Segundo os pesquisadores, ultrapassar essas fronteiras não resulta em desastres imediatos, já que elas foram estabelecidos com alguma margem de segurança. “Entretanto, se continuarmos nesse caminho veremos efeitos como a desestabilização das calotas polares, a formação de grandes áreas sem vida, mudanças nas monções africanas e indianas e inclusive a transformação da Amazônia em uma enorme savana”, declarou Rockstrom.
Os autores, no entanto, ressaltam que o estudo não é um mapa completo para o desenvolvimento sustentável, mas que ele fornece elementos importantes para a identificação dos limites críticos do planeta.
“Nós estamos propondo essas noções para que sejam discutidas pela comunidade cientifica. Esperamos que o debate ao redor do aquecimento global se amplie, porque não são apenas os gases do efeito estufa que ameaçam o equilíbrio do planeta. Existem muitos outros sistemas, que interagem entre si, então ultrapassar uma fronteira pode resultar na desestabilização de todas”, afirmou um dos co-autores, Sander van der Leeuw, da Universidade do Arizona.
Outro co-autor, Will Steffen, da Universidade Nacional da Austrália, explica que a humanidade está começando a forçar o planeta para fora do estável período do Holoceno, que teve início há 10 mil anos e no qual a agricultura e a sociedade complexa floresceram. “A expansão dos seres humanos pode agora enfraquecer a resiliência do Holoceno, que sem a nossa interferência continuaria por mais milhares de anos.”
“Nós estamos entrando agora no ‘Antropoceno’, uma nova era geológica na qual nossas atividades estão ameaçando a capacidade da Terra de regular a si mesma”, afirmou Steffen.
Controvérsia
Sete críticos independentes convidados pela revista Nature para analisar o estudo, concluíram que, de uma forma geral, os números apresentados não são um consenso ou muito menos fatos comprovados. Porém, eles consideram a idéia de limites inovadora e dizem que pode ajudar as pessoas a verem melhor os problemas ambientais e climáticos como um todo.
Por exemplo, o presidente do Instituto Cary de Estudos de Ecossistemas, William Schlesinger, questionou o limite do nitrogênio, que teria sido traçado de uma forma arbitrária.
Já Steve Bass, do Instituto Internacional de Meio Ambiente e Desenvolvimento, afirmou que o limite de solo reservado para a agricultura, que de acordo com a pesquisa deve ser de 15%, pode facilmente também ser estabelecido em 10% ou 20%, dependendo do ponto de vista.
As formas escolhidas para mensurar os limites também foram questionadas.

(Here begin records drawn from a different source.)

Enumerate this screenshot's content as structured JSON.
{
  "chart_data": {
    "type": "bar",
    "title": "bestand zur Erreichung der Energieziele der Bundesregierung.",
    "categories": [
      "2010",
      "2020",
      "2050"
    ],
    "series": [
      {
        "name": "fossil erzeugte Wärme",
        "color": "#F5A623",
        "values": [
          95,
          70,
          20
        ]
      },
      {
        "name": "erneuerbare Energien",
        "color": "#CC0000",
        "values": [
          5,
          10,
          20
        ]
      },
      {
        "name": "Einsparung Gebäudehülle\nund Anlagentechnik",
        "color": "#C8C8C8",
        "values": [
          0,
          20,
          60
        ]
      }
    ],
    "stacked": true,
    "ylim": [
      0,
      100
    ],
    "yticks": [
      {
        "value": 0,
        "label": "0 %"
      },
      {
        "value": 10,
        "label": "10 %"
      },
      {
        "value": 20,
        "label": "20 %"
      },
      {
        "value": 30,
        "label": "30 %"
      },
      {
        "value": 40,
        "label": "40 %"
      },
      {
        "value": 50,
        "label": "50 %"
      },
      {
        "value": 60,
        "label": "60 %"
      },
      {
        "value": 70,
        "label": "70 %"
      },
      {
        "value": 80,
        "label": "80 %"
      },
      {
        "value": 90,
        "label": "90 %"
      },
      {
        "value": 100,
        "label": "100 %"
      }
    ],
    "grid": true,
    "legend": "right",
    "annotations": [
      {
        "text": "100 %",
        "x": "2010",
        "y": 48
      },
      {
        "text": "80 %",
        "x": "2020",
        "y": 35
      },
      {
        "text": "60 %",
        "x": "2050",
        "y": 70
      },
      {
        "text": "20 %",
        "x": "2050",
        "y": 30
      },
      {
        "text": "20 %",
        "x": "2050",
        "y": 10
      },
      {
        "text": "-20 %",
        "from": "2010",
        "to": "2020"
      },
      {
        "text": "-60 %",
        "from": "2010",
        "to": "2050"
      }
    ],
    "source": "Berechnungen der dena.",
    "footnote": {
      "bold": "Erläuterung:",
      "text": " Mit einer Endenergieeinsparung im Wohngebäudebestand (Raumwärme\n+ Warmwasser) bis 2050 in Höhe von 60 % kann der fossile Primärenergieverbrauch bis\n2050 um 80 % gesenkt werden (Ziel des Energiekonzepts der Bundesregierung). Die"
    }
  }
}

Para a climatologista da Universidade de Oxford Myles Allen, as emissões de CO2 deveriam ter sido contadas de forma diferente. Por sua vez, o diretor do Museu de História Natural dos Estados Unidos, Cristian Samper, afirmou que a perda de famílias taxonômicas é muito mais relevante que a perda de espécies.

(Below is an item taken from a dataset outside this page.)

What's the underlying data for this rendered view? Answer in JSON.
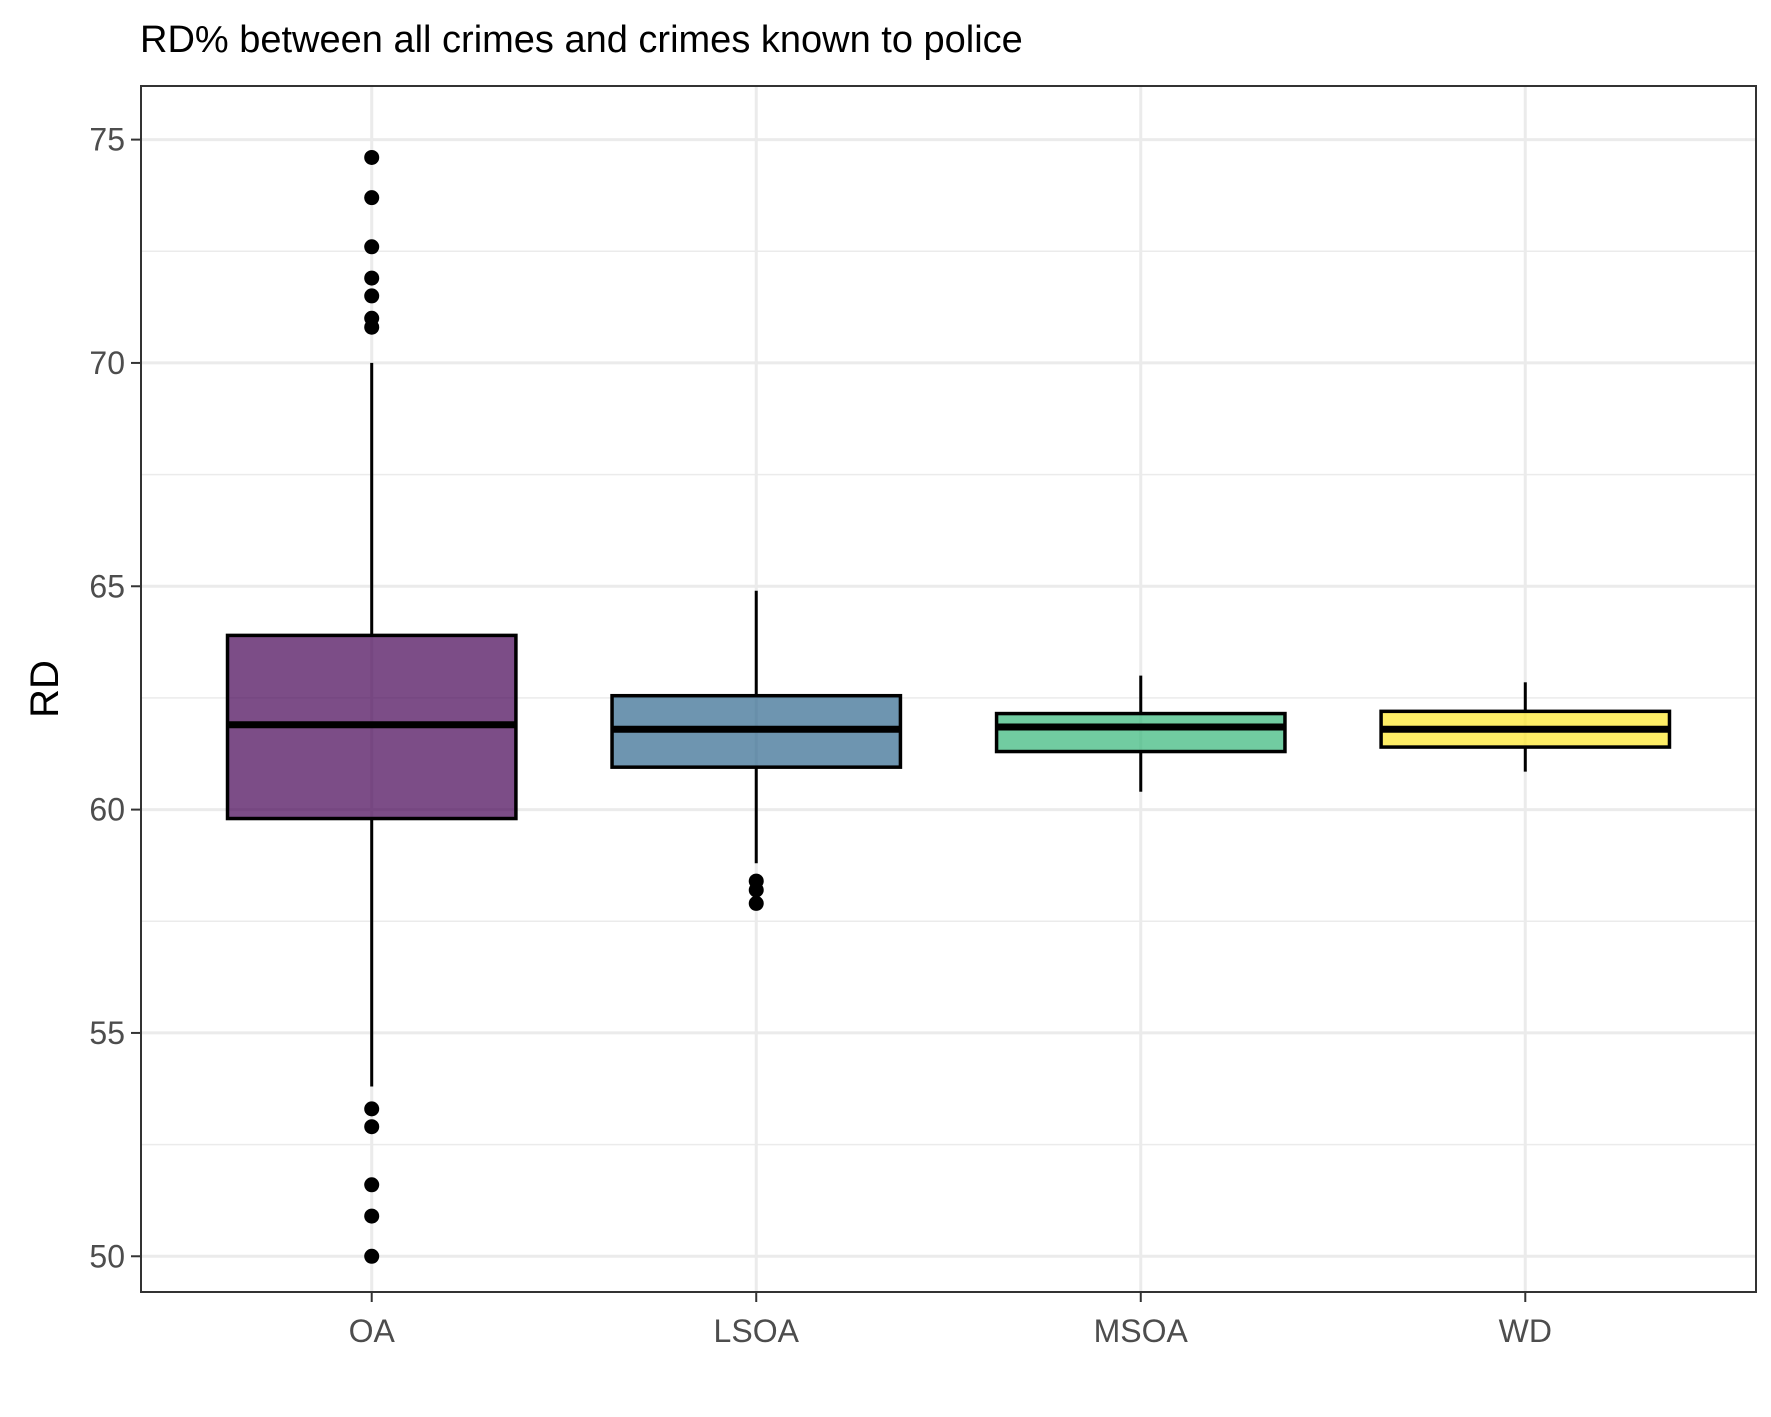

Peter Brewer, do Instituto de Pesquisas do Aquário da Baia de Monterey, nos EUA, questionou a relevância deste tipo de trabalho. “É realmente útil criar uma lista de limites ambientais sem sugerir planos para como se manter dentro deles? Sem o reconhecimento do que seria necessário econômica e politicamente para evitarmos ultrapassar essas fronteiras, este estudo pode apenas servir como mais um instrumento para assustar a sociedade.”
Os autores do estudo concordaram que não respondem como manter a humanidade dentro dos limites e isto é um ponto insatisfatório do trabalho. Porém reforçam a importância em chamar a atenção para questões que vão além da tão falada emissão de gases do efeito estufa.
“A questão é reconhecer o problema por completo e, então, introduzir medidas políticas que façam da comunidade internacional a guardiã desses limites. Não podemos focar apenas nas mudanças climáticas, precisamos de ações para os oceanos, biodiversidade, recursos naturais etc”, conclui Rockstrom.